I'd say there was very little to choose between the two but the portion was significantly bigger and pickled green papaya was available at Mrs. Sum's, but at the first place, the soup was tastier and she went to the trouble of cutting up the greens with a pair of scissors (personally I always find this more convenient to eat.)

If I had to choose who to take with me on the ark to make me noodle soup I would probably choose the cook from the first place as I would hope that not only would she physically resemble Aung San Suu Kyi, but that she might also be able to entertain me by playing piano during her time off. - Steven

I'd visited Mrs. Sum for kao soy last year with Frances and Brock and it was really, really good. I was expecting the same this time, and I wasn't disappointed. The porky sauce was really good, better than the first place we tried, but Steven's analysis of the broth situation was correct--Mrs. Sum's was weak and just not as good as the Wat Vatsensoukharam bowl or as good as I remembered it being last time. However, her radiant smile counted for a lot, as did the plate of fresh vegetables and herbs, long beans, lettuce, mint, basil and more, as well as the sweet peanut dipping sauce she gave us to nibble on with the green beans. I was also a big fan of the lightly pickled green papaya (a new project for my tabletop pickle press?) I prefered the ambiance of the morning market, and perhaps because I'm not knee deep in Doestoyevsky I didn't find any resemblance to 19th century Russia, although I will admit that I had moaned about smelling urine next to to the backpacker buffet the night before. Thankfully, this was a few yards from Mrs. Sum's joint and there were no backpackers to be seen in the early morning.

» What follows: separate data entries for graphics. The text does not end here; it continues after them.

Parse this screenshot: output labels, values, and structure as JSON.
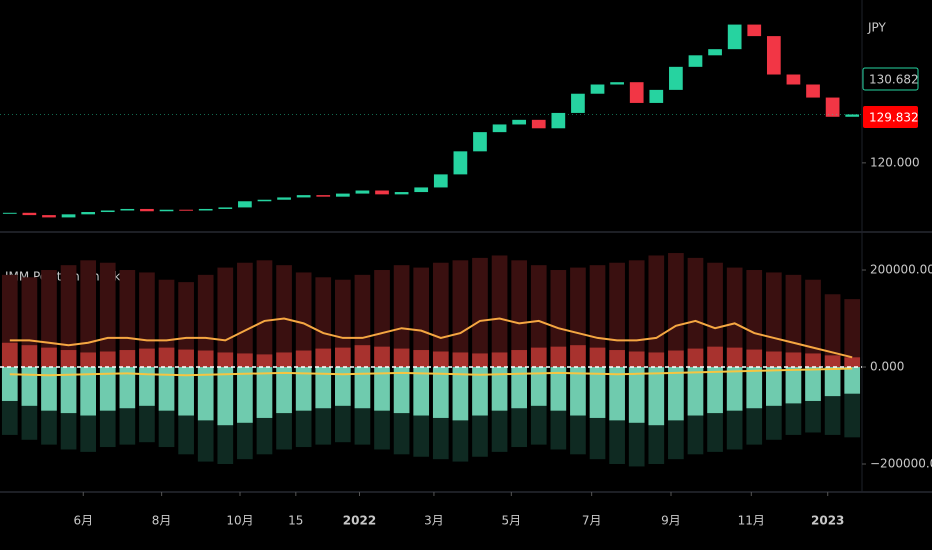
{
  "chart_data": [
    {
      "type": "candlestick",
      "currency": "JPY",
      "annotations": [
        "130.682",
        "129.832"
      ],
      "up_color": "#26d3a0",
      "down_color": "#f23645",
      "ylim": [
        111,
        141.2
      ],
      "yticks": [
        {
          "value": 120,
          "label": "120.000"
        }
      ],
      "close": [
        113.5,
        113.2,
        112.9,
        113.3,
        113.6,
        113.8,
        114.0,
        113.7,
        113.9,
        113.8,
        114.0,
        114.2,
        115.0,
        115.2,
        115.5,
        115.8,
        115.6,
        116.0,
        116.4,
        115.9,
        116.2,
        116.8,
        118.5,
        121.5,
        124.0,
        125.0,
        125.6,
        124.5,
        126.5,
        129.0,
        130.2,
        130.5,
        127.8,
        129.5,
        132.5,
        134.0,
        134.8,
        138.0,
        136.5,
        131.5,
        130.2,
        128.5,
        126.0,
        126.3
      ]
    },
    {
      "type": "bar",
      "title": "IMM Position Checker",
      "ylim": [
        -257700,
        272200
      ],
      "yticks": [
        {
          "value": 200000,
          "label": "200000.000"
        },
        {
          "value": 0,
          "label": "0.000"
        },
        {
          "value": -200000,
          "label": "−200000.000"
        }
      ],
      "xlim": [
        -0.5,
        43.5
      ],
      "xticks": [
        {
          "value": 3.75,
          "label": "6月"
        },
        {
          "value": 7.75,
          "label": "8月"
        },
        {
          "value": 11.75,
          "label": "10月"
        },
        {
          "value": 14.6,
          "label": "15"
        },
        {
          "value": 17.85,
          "label": "2022"
        },
        {
          "value": 21.65,
          "label": "3月"
        },
        {
          "value": 25.6,
          "label": "5月"
        },
        {
          "value": 29.7,
          "label": "7月"
        },
        {
          "value": 33.75,
          "label": "9月"
        },
        {
          "value": 37.85,
          "label": "11月"
        },
        {
          "value": 41.75,
          "label": "2023"
        }
      ],
      "series": [
        {
          "color": "#3a1010",
          "values": [
            190000,
            185000,
            200000,
            210000,
            220000,
            215000,
            200000,
            195000,
            180000,
            175000,
            190000,
            205000,
            215000,
            220000,
            210000,
            195000,
            185000,
            180000,
            190000,
            200000,
            210000,
            205000,
            215000,
            220000,
            225000,
            230000,
            220000,
            210000,
            200000,
            205000,
            210000,
            215000,
            220000,
            230000,
            235000,
            225000,
            215000,
            205000,
            200000,
            195000,
            190000,
            180000,
            150000,
            140000
          ]
        },
        {
          "color": "#0f2a22",
          "values": [
            -140000,
            -150000,
            -160000,
            -170000,
            -175000,
            -165000,
            -160000,
            -155000,
            -165000,
            -180000,
            -195000,
            -200000,
            -190000,
            -180000,
            -170000,
            -165000,
            -160000,
            -155000,
            -160000,
            -170000,
            -180000,
            -185000,
            -190000,
            -195000,
            -185000,
            -175000,
            -165000,
            -160000,
            -170000,
            -180000,
            -190000,
            -200000,
            -205000,
            -200000,
            -190000,
            -180000,
            -175000,
            -170000,
            -160000,
            -150000,
            -140000,
            -135000,
            -140000,
            -145000
          ]
        },
        {
          "color": "#a8322e",
          "values": [
            50000,
            45000,
            40000,
            35000,
            30000,
            32000,
            35000,
            38000,
            40000,
            36000,
            34000,
            30000,
            28000,
            26000,
            30000,
            34000,
            38000,
            40000,
            45000,
            42000,
            38000,
            35000,
            32000,
            30000,
            28000,
            30000,
            35000,
            40000,
            42000,
            45000,
            40000,
            35000,
            32000,
            30000,
            34000,
            38000,
            42000,
            40000,
            36000,
            32000,
            30000,
            28000,
            24000,
            20000
          ]
        },
        {
          "color": "#6fcbae",
          "values": [
            -70000,
            -80000,
            -90000,
            -95000,
            -100000,
            -90000,
            -85000,
            -80000,
            -90000,
            -100000,
            -110000,
            -120000,
            -115000,
            -105000,
            -95000,
            -90000,
            -85000,
            -80000,
            -85000,
            -90000,
            -95000,
            -100000,
            -105000,
            -110000,
            -100000,
            -90000,
            -85000,
            -80000,
            -90000,
            -100000,
            -105000,
            -110000,
            -115000,
            -120000,
            -110000,
            -100000,
            -95000,
            -90000,
            -85000,
            -80000,
            -75000,
            -70000,
            -60000,
            -55000
          ]
        },
        {
          "color": "#f5a742",
          "line": true,
          "values": [
            55000,
            55000,
            50000,
            45000,
            50000,
            60000,
            60000,
            55000,
            55000,
            60000,
            60000,
            55000,
            75000,
            95000,
            100000,
            90000,
            70000,
            60000,
            60000,
            70000,
            80000,
            75000,
            60000,
            70000,
            95000,
            100000,
            90000,
            95000,
            80000,
            70000,
            60000,
            55000,
            55000,
            60000,
            85000,
            95000,
            80000,
            90000,
            70000,
            60000,
            50000,
            40000,
            30000,
            20000
          ]
        },
        {
          "color": "#f5c542",
          "line": true,
          "values": [
            -15000,
            -16000,
            -17000,
            -16000,
            -15000,
            -14000,
            -13000,
            -15000,
            -16000,
            -17000,
            -16000,
            -15000,
            -14000,
            -13000,
            -12000,
            -13000,
            -14000,
            -15000,
            -14000,
            -13000,
            -12000,
            -13000,
            -14000,
            -15000,
            -16000,
            -15000,
            -14000,
            -13000,
            -12000,
            -13000,
            -14000,
            -15000,
            -14000,
            -13000,
            -12000,
            -11000,
            -10000,
            -9000,
            -8000,
            -7000,
            -6000,
            -5000,
            -4000,
            -3000
          ]
        }
      ]
    }
  ]
}
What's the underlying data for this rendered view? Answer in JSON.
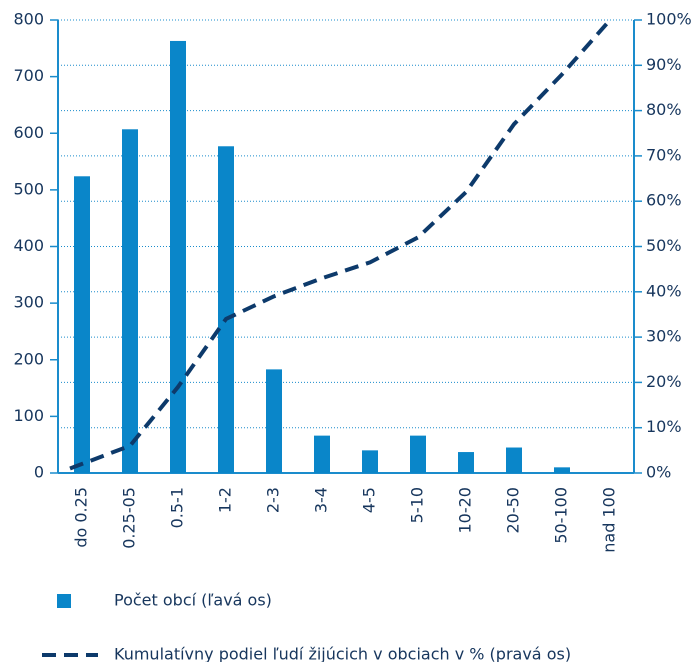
{
  "chart_data": {
    "type": "bar",
    "categories": [
      "do 0.25",
      "0.25-05",
      "0.5-1",
      "1-2",
      "2-3",
      "3-4",
      "4-5",
      "5-10",
      "10-20",
      "20-50",
      "50-100",
      "nad 100"
    ],
    "series": [
      {
        "name": "Počet obcí (ľavá os)",
        "type": "bar",
        "color": "#0a86c9",
        "values": [
          524,
          607,
          763,
          577,
          183,
          66,
          40,
          66,
          37,
          45,
          10,
          0
        ]
      },
      {
        "name": "Kumulatívny podiel ľudí žijúcich v obciach v % (pravá os)",
        "type": "line",
        "axis": "y2",
        "color": "#0d3a6b",
        "values": [
          1,
          6,
          19,
          34,
          39,
          43,
          46.5,
          52,
          62,
          77,
          88,
          100
        ]
      }
    ],
    "ylim": [
      0,
      800
    ],
    "yticks": [
      0,
      100,
      200,
      300,
      400,
      500,
      600,
      700,
      800
    ],
    "y2lim": [
      0,
      100
    ],
    "y2ticks": [
      {
        "value": 0,
        "label": "0%"
      },
      {
        "value": 10,
        "label": "10%"
      },
      {
        "value": 20,
        "label": "20%"
      },
      {
        "value": 30,
        "label": "30%"
      },
      {
        "value": 40,
        "label": "40%"
      },
      {
        "value": 50,
        "label": "50%"
      },
      {
        "value": 60,
        "label": "60%"
      },
      {
        "value": 70,
        "label": "70%"
      },
      {
        "value": 80,
        "label": "80%"
      },
      {
        "value": 90,
        "label": "90%"
      },
      {
        "value": 100,
        "label": "100%"
      }
    ],
    "grid": true
  }
}
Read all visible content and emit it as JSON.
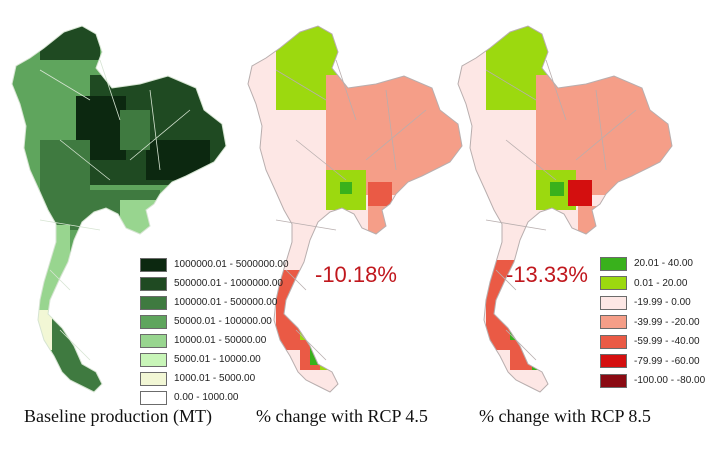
{
  "maps": [
    {
      "id": "baseline",
      "caption": "Baseline production (MT)"
    },
    {
      "id": "rcp45",
      "caption": "% change with RCP 4.5",
      "overall_change": "-10.18%"
    },
    {
      "id": "rcp85",
      "caption": "% change with RCP 8.5",
      "overall_change": "-13.33%"
    }
  ],
  "baseline_legend": [
    {
      "label": "1000000.01 - 5000000.00",
      "color": "#0c2810"
    },
    {
      "label": "500000.01 - 1000000.00",
      "color": "#1f4a22"
    },
    {
      "label": "100000.01 - 500000.00",
      "color": "#3f7a40"
    },
    {
      "label": "50000.01 - 100000.00",
      "color": "#5fa55d"
    },
    {
      "label": "10000.01 - 50000.00",
      "color": "#98d58f"
    },
    {
      "label": "5000.01 - 10000.00",
      "color": "#c8f5b8"
    },
    {
      "label": "1000.01 - 5000.00",
      "color": "#f2f7d5"
    },
    {
      "label": "0.00 - 1000.00",
      "color": "#ffffff"
    }
  ],
  "change_legend": [
    {
      "label": "20.01 - 40.00",
      "color": "#39b11c"
    },
    {
      "label": "0.01 - 20.00",
      "color": "#9cd90f"
    },
    {
      "label": "-19.99 - 0.00",
      "color": "#fde7e5"
    },
    {
      "label": "-39.99 - -20.00",
      "color": "#f59e88"
    },
    {
      "label": "-59.99 - -40.00",
      "color": "#ea5a45"
    },
    {
      "label": "-79.99 - -60.00",
      "color": "#d40f0f"
    },
    {
      "label": "-100.00 - -80.00",
      "color": "#8a0a12"
    }
  ]
}
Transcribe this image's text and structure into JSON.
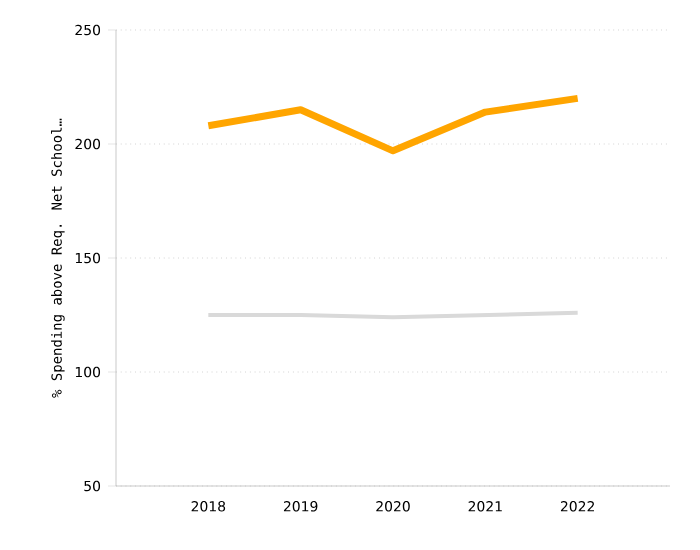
{
  "chart_data": {
    "type": "line",
    "ylabel": "% Spending above Req. Net School…",
    "categories": [
      "2018",
      "2019",
      "2020",
      "2021",
      "2022"
    ],
    "series": [
      {
        "color": "#ffa500",
        "values": [
          208,
          215,
          197,
          214,
          220
        ]
      },
      {
        "color": "#d9d9d9",
        "values": [
          125,
          125,
          124,
          125,
          126
        ]
      }
    ],
    "ylim": [
      50,
      250
    ],
    "yticks": [
      50,
      100,
      150,
      200,
      250
    ],
    "grid": "y",
    "marker": "none",
    "line_style": "solid"
  }
}
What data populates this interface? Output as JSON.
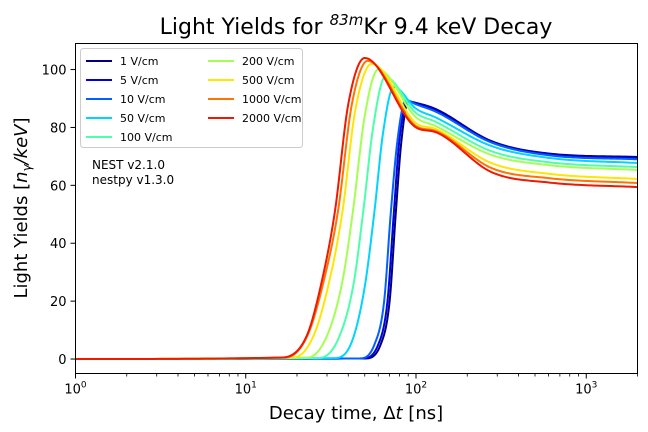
{
  "chart_data": {
    "type": "line",
    "title": "Light Yields for 83mKr 9.4 keV Decay",
    "title_parts": {
      "pre": "Light Yields for ",
      "sup": "83m",
      "post": "Kr 9.4 keV Decay"
    },
    "xlabel": "Decay time, Δt [ns]",
    "xlabel_parts": {
      "pre": "Decay time, Δ",
      "ital": "t",
      "post": " [ns]"
    },
    "ylabel": "Light Yields [nγ/keV]",
    "xscale": "log",
    "xlim": [
      1,
      2000
    ],
    "ylim": [
      -5,
      109
    ],
    "xticks": [
      {
        "v": 1,
        "base": "10",
        "exp": "0"
      },
      {
        "v": 10,
        "base": "10",
        "exp": "1"
      },
      {
        "v": 100,
        "base": "10",
        "exp": "2"
      },
      {
        "v": 1000,
        "base": "10",
        "exp": "3"
      }
    ],
    "yticks": [
      0,
      20,
      40,
      60,
      80,
      100
    ],
    "grid": false,
    "legend_placement": "top-left",
    "legend_columns": 2,
    "annotation": [
      "NEST v2.1.0",
      "nestpy v1.3.0"
    ],
    "series": [
      {
        "name": "1 V/cm",
        "color": "#00007f",
        "points": [
          [
            1,
            0
          ],
          [
            50,
            0.2
          ],
          [
            62,
            5
          ],
          [
            70,
            20
          ],
          [
            76,
            50
          ],
          [
            82,
            75
          ],
          [
            90,
            89
          ],
          [
            100,
            88.5
          ],
          [
            130,
            86.4
          ],
          [
            277,
            75.3
          ],
          [
            600,
            71
          ],
          [
            2000,
            69.8
          ]
        ]
      },
      {
        "name": "5 V/cm",
        "color": "#0000e0",
        "points": [
          [
            1,
            0
          ],
          [
            48,
            0.2
          ],
          [
            60,
            5
          ],
          [
            68,
            20
          ],
          [
            74,
            50
          ],
          [
            80,
            76
          ],
          [
            89,
            89
          ],
          [
            100,
            88.3
          ],
          [
            130,
            86
          ],
          [
            277,
            75
          ],
          [
            600,
            70.8
          ],
          [
            2000,
            69.5
          ]
        ]
      },
      {
        "name": "10 V/cm",
        "color": "#0060ff",
        "points": [
          [
            1,
            0
          ],
          [
            46,
            0.2
          ],
          [
            57,
            5
          ],
          [
            65,
            20
          ],
          [
            71,
            50
          ],
          [
            78,
            76
          ],
          [
            87,
            89.5
          ],
          [
            100,
            88
          ],
          [
            130,
            85.5
          ],
          [
            277,
            74.8
          ],
          [
            600,
            70.4
          ],
          [
            2000,
            69.0
          ]
        ]
      },
      {
        "name": "50 V/cm",
        "color": "#00d4ff",
        "points": [
          [
            1,
            0
          ],
          [
            33,
            0.3
          ],
          [
            42,
            6
          ],
          [
            50,
            25
          ],
          [
            57,
            51
          ],
          [
            64,
            78
          ],
          [
            74,
            94
          ],
          [
            100,
            86.5
          ],
          [
            130,
            83.5
          ],
          [
            277,
            73.6
          ],
          [
            600,
            69.5
          ],
          [
            2000,
            67.7
          ]
        ]
      },
      {
        "name": "100 V/cm",
        "color": "#4cffaa",
        "points": [
          [
            1,
            0
          ],
          [
            27,
            0.4
          ],
          [
            35,
            7
          ],
          [
            43,
            26
          ],
          [
            49,
            51
          ],
          [
            56,
            80
          ],
          [
            66,
            97.5
          ],
          [
            100,
            85
          ],
          [
            130,
            82
          ],
          [
            277,
            71.8
          ],
          [
            600,
            68
          ],
          [
            2000,
            66.3
          ]
        ]
      },
      {
        "name": "200 V/cm",
        "color": "#a4ff53",
        "points": [
          [
            1,
            0
          ],
          [
            23,
            0.5
          ],
          [
            30,
            8
          ],
          [
            37,
            27
          ],
          [
            42.6,
            51
          ],
          [
            50,
            84
          ],
          [
            60,
            100
          ],
          [
            100,
            83.5
          ],
          [
            130,
            80.5
          ],
          [
            277,
            70.5
          ],
          [
            600,
            67
          ],
          [
            2000,
            65.3
          ]
        ]
      },
      {
        "name": "500 V/cm",
        "color": "#ffe500",
        "points": [
          [
            1,
            0
          ],
          [
            19,
            0.5
          ],
          [
            25,
            8
          ],
          [
            31,
            27
          ],
          [
            37,
            51
          ],
          [
            44,
            86
          ],
          [
            55,
            102
          ],
          [
            100,
            81.5
          ],
          [
            130,
            79.5
          ],
          [
            277,
            67.7
          ],
          [
            600,
            64
          ],
          [
            2000,
            62.2
          ]
        ]
      },
      {
        "name": "1000 V/cm",
        "color": "#ff7300",
        "points": [
          [
            1,
            0
          ],
          [
            17,
            0.5
          ],
          [
            23,
            8
          ],
          [
            29,
            28
          ],
          [
            34.8,
            51
          ],
          [
            42,
            88
          ],
          [
            52,
            103
          ],
          [
            100,
            80.5
          ],
          [
            130,
            78.8
          ],
          [
            277,
            66.0
          ],
          [
            600,
            62.5
          ],
          [
            2000,
            60.8
          ]
        ]
      },
      {
        "name": "2000 V/cm",
        "color": "#ef1800",
        "points": [
          [
            1,
            0
          ],
          [
            16,
            0.5
          ],
          [
            22.8,
            8
          ],
          [
            28,
            27
          ],
          [
            33.4,
            51
          ],
          [
            40,
            88
          ],
          [
            50,
            104
          ],
          [
            100,
            80
          ],
          [
            130,
            78.4
          ],
          [
            277,
            64.6
          ],
          [
            600,
            61
          ],
          [
            2000,
            59.4
          ]
        ]
      }
    ]
  }
}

Overall, I'd say that the kao soys were equally good, each with their unique strong points. However, for my final bowl before heading back to Phnom Penh I'd choose Mrs. Sum's based on the fact that she's a complete charmer, her pork sauce is porkier and the portions are bigger. -Lina


  1. and now, I just really want to try kao soy. I'd even settle to try it from the second establishment ;)

  2. look very interesting, i would have to try it out one day. i already try Cambodian and Vietnamese Noodle. This time it should be try something different.